Critica de Cerveza – Buller’s Honey Brew

I’ve been in Buenos Aires for just about a week now and besides being amazed at how cheap the beer is (think $2.50 at a restaurant… for a liter!), I’ve been a bit disappointed at the general beer scene.  So when I stumbled upon a real brewery, it was easy to see past the cheesy Americanisms and take the chance to have some real, good beer.  It certainly wasn’t the best beer the world has to offer, but after wine and the Argentine equivalent of Bud for a week it was a nice change of pace.

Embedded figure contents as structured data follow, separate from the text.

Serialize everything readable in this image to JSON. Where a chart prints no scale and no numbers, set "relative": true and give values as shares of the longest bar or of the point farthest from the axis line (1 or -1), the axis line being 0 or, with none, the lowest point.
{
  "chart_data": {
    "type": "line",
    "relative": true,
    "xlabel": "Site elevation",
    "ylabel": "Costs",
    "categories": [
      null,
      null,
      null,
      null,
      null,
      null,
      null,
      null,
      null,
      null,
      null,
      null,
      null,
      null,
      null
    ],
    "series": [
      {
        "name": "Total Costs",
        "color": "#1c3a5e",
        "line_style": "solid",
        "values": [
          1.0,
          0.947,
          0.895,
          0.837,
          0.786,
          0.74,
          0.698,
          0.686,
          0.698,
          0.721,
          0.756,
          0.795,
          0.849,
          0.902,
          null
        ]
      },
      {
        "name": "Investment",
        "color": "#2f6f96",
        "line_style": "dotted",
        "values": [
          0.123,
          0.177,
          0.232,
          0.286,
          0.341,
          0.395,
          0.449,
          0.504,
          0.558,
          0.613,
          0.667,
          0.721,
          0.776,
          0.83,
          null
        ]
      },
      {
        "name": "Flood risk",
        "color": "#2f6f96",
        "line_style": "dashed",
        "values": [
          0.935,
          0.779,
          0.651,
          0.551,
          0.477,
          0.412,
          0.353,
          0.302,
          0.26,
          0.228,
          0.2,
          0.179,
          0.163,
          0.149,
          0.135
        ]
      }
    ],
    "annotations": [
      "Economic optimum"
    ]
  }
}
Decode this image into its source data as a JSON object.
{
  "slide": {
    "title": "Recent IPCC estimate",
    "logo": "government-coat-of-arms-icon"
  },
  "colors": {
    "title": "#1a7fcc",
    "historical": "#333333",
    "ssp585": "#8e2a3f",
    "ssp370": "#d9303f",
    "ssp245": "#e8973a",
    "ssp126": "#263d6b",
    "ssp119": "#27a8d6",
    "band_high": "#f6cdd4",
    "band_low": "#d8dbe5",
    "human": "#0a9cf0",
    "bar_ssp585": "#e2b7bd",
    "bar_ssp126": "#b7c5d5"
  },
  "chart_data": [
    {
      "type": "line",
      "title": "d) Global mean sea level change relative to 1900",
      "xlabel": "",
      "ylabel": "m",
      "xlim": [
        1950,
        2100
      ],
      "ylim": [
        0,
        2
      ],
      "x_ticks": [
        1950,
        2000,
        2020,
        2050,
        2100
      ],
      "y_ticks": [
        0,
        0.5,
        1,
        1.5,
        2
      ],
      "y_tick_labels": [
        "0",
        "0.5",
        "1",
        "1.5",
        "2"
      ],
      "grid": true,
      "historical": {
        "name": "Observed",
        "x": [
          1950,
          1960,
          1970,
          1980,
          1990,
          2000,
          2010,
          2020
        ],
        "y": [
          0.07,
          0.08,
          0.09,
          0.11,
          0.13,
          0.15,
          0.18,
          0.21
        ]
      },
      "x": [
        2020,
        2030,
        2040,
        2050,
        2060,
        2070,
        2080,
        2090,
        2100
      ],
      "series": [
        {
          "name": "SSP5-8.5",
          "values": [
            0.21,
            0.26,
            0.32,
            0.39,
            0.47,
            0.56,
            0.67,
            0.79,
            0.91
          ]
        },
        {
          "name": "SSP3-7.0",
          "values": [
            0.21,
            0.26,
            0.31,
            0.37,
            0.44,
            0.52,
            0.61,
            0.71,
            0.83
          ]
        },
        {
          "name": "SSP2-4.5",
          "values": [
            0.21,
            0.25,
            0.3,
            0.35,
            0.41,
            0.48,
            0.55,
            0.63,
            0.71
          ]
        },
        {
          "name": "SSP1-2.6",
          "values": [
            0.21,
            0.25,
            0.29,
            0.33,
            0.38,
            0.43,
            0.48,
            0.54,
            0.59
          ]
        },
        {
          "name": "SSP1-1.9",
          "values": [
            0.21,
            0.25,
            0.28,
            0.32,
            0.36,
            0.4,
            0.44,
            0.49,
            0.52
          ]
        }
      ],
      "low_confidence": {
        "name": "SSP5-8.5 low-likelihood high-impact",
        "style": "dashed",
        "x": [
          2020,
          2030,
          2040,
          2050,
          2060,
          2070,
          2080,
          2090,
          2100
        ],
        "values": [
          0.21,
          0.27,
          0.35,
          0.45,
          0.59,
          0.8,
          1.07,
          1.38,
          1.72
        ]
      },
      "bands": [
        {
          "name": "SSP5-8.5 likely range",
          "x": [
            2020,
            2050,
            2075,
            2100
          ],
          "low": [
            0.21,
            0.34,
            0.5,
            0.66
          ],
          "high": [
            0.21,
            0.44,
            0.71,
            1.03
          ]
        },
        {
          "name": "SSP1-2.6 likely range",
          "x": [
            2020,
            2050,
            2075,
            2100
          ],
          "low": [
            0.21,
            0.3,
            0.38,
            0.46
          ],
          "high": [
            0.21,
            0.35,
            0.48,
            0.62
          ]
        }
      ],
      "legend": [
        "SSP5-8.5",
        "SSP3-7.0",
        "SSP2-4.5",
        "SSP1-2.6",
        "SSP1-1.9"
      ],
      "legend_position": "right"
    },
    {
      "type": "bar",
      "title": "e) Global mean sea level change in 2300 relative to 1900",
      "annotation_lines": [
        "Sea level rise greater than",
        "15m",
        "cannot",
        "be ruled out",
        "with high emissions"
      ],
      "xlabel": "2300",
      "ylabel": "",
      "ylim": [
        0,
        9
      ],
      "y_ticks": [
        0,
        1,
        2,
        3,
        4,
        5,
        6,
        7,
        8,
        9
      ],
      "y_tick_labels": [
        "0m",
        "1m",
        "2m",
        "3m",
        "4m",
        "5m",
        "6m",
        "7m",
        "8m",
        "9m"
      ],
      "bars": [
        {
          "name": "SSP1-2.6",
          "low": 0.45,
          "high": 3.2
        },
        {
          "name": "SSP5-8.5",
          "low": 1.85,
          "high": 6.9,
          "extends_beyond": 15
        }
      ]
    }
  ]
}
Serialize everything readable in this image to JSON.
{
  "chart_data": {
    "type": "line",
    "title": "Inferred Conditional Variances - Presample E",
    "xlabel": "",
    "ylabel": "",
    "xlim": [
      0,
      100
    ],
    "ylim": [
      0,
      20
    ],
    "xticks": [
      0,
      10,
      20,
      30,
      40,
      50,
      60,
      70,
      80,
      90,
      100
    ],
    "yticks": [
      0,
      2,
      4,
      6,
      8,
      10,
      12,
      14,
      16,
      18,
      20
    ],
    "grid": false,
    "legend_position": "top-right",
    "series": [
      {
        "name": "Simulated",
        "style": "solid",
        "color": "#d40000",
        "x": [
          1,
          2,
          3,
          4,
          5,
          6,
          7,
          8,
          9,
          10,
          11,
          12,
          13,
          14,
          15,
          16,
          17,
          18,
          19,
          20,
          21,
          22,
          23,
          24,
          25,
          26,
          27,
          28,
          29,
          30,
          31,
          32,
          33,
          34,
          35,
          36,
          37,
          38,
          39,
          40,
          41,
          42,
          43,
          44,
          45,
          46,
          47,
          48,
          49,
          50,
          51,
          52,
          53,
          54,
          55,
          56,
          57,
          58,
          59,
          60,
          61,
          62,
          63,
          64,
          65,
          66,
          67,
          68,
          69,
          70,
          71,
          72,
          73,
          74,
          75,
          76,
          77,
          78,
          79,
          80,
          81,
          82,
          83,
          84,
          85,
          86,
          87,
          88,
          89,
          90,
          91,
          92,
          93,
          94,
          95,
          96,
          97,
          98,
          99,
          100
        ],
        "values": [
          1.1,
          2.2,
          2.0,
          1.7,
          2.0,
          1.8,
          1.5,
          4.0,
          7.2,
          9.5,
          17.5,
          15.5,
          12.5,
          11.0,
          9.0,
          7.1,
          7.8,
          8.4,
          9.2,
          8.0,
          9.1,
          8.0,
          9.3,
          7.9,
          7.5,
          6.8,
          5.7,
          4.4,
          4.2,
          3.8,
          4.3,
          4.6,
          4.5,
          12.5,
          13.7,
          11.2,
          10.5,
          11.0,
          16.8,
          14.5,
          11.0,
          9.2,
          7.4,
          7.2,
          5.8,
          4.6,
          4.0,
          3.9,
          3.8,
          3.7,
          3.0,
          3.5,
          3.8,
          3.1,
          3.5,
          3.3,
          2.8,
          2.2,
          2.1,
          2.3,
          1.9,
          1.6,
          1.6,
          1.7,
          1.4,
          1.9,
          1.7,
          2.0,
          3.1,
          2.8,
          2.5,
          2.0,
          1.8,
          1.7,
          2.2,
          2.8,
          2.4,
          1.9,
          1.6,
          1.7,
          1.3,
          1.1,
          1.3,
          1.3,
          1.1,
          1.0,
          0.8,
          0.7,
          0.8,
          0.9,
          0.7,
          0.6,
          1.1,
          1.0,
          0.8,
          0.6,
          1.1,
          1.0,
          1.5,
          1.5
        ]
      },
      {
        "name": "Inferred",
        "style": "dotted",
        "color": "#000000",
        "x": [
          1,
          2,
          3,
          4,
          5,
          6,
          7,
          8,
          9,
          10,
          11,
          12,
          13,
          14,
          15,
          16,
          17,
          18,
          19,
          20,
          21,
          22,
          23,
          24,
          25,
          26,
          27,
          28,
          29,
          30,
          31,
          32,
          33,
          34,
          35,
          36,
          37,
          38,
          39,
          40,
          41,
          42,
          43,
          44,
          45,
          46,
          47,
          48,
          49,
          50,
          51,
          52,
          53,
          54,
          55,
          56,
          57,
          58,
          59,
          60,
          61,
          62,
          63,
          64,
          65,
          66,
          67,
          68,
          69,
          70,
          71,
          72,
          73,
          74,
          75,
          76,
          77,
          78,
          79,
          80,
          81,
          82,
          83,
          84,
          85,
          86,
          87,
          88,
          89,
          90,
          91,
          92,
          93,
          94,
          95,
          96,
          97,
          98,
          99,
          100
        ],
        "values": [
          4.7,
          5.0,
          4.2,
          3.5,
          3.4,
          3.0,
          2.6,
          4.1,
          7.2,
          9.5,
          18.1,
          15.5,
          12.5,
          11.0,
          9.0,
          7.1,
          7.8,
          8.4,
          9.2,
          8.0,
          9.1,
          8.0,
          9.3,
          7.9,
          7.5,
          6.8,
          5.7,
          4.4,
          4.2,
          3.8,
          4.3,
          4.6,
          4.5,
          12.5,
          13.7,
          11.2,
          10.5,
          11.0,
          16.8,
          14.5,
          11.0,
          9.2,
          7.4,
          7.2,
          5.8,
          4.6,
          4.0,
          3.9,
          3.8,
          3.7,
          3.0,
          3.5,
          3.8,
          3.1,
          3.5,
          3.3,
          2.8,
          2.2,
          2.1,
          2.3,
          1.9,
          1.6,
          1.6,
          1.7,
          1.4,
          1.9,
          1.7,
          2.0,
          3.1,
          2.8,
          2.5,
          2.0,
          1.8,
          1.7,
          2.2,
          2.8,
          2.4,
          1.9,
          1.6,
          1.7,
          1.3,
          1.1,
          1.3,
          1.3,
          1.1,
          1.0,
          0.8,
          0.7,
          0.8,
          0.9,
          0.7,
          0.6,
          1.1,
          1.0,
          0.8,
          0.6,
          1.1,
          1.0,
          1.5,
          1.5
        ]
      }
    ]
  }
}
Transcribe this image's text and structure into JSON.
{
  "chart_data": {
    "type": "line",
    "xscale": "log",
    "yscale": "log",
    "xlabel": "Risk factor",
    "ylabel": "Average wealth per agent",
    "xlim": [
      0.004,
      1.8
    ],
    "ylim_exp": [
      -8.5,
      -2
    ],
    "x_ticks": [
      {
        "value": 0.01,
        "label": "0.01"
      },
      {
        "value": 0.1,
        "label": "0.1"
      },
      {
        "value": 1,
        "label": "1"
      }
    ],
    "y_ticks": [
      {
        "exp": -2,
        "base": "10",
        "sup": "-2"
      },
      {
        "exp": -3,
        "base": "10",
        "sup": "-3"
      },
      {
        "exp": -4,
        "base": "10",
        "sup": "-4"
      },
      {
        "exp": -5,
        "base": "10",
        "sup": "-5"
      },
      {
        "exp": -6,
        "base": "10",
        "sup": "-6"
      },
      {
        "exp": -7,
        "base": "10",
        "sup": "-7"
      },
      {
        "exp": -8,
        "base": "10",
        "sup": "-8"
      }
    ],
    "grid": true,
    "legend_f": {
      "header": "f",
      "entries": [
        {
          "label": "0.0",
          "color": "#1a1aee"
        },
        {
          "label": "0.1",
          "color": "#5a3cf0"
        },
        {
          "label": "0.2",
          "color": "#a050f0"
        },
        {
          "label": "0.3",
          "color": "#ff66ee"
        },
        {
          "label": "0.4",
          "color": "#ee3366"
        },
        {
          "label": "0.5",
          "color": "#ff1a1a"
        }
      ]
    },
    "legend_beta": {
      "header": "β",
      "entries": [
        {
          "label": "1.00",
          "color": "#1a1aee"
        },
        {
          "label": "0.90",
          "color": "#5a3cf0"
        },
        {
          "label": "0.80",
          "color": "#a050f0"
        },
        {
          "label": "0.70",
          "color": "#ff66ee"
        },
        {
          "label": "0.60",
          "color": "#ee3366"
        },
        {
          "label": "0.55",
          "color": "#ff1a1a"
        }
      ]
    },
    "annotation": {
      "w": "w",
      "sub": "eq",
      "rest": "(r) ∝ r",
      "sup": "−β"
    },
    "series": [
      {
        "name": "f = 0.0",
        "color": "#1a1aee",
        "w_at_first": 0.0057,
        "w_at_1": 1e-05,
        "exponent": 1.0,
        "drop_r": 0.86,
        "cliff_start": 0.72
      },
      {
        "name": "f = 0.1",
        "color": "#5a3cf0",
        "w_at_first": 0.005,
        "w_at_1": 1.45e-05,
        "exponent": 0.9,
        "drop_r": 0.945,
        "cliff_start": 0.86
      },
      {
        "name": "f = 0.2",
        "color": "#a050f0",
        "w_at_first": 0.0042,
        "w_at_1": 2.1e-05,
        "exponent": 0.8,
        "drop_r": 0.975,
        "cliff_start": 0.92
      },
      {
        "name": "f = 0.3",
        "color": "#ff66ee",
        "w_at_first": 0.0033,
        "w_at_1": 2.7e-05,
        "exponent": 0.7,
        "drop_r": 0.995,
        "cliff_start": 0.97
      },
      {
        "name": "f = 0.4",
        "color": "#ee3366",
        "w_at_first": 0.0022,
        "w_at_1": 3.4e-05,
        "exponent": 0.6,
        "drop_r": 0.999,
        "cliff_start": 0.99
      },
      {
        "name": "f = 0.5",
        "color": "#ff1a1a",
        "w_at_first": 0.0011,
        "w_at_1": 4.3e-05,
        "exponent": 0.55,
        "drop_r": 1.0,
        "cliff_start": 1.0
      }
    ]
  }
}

Buller’s was the name of the brewery, and they had a nice small selection of their own beers that each offered something a bit different.  The light lager was essentially a cheap beer plus, the hefeweissen threw more banana into a beer than I’ve ever seen, the IPA didn’t quite live up to the bitterness promised by the name, and the stout bested Guiness, but we’ve talked about that in our overrated column.  Most interesting to me was their Honey Brew, a beer with a few layers that seemed to be their calling card.

The Honey Brew name evoked all sorts of memories of Dundee’s Honey Brown, which I find a bit too sweet and syrupy to love.  Nonetheless, it was worth a try and actually proved quite different than its American counterpart.  The Honey Brew poured a light but rich brown.  The color was nothing special, except that it wasn’t completely transparent like every other beer I’d seen here.  The aroma was a bit more interesting.  One could tell very quickly that this was not just another ale, but rather a beer with a little character.  As expected, there was some sweetness from the honey, but that was well blended with a balance of other flavors.  I couldn’t tell exactly what those were at the moment, so on to the tasting.

The first sip was surprising in that honey was not the first taste to hit the tongue.  Instead, the initial flavor was a bit like what one would expect from a brown ale.  The honey was not far behind, but like in the smell it came as an equal with the brown flavor rather than sweeping through with the syrupy weight that I believe hurts Dundee’s.  Instead of feeling like I was drinking an intense honey beer, the Honey Brew was more of a generally good beer that was flavored with honey.  This sentiment was only confirmed with the finish.  The honey flavor all but disappeared, leaving a crisp, very slightly bitter finish that was refreshing and helped one move on to the next sip or bite of food with ease.

In providing a general assessment, the Honey Brew was probably worth two hops of the possible three.  It was an interesting beer for anyone, but especially for those who like sweeter beers.  If we were going on Argentine standards it would get an extra bump to a 3/3 because the competition is so weak.  But alas we will stay true to our American values, and tastes, and not give this beer any more credit than it deserves just because it’s competing in the beer world’s equivalent of the NL… or AAA… pretty much the same thing.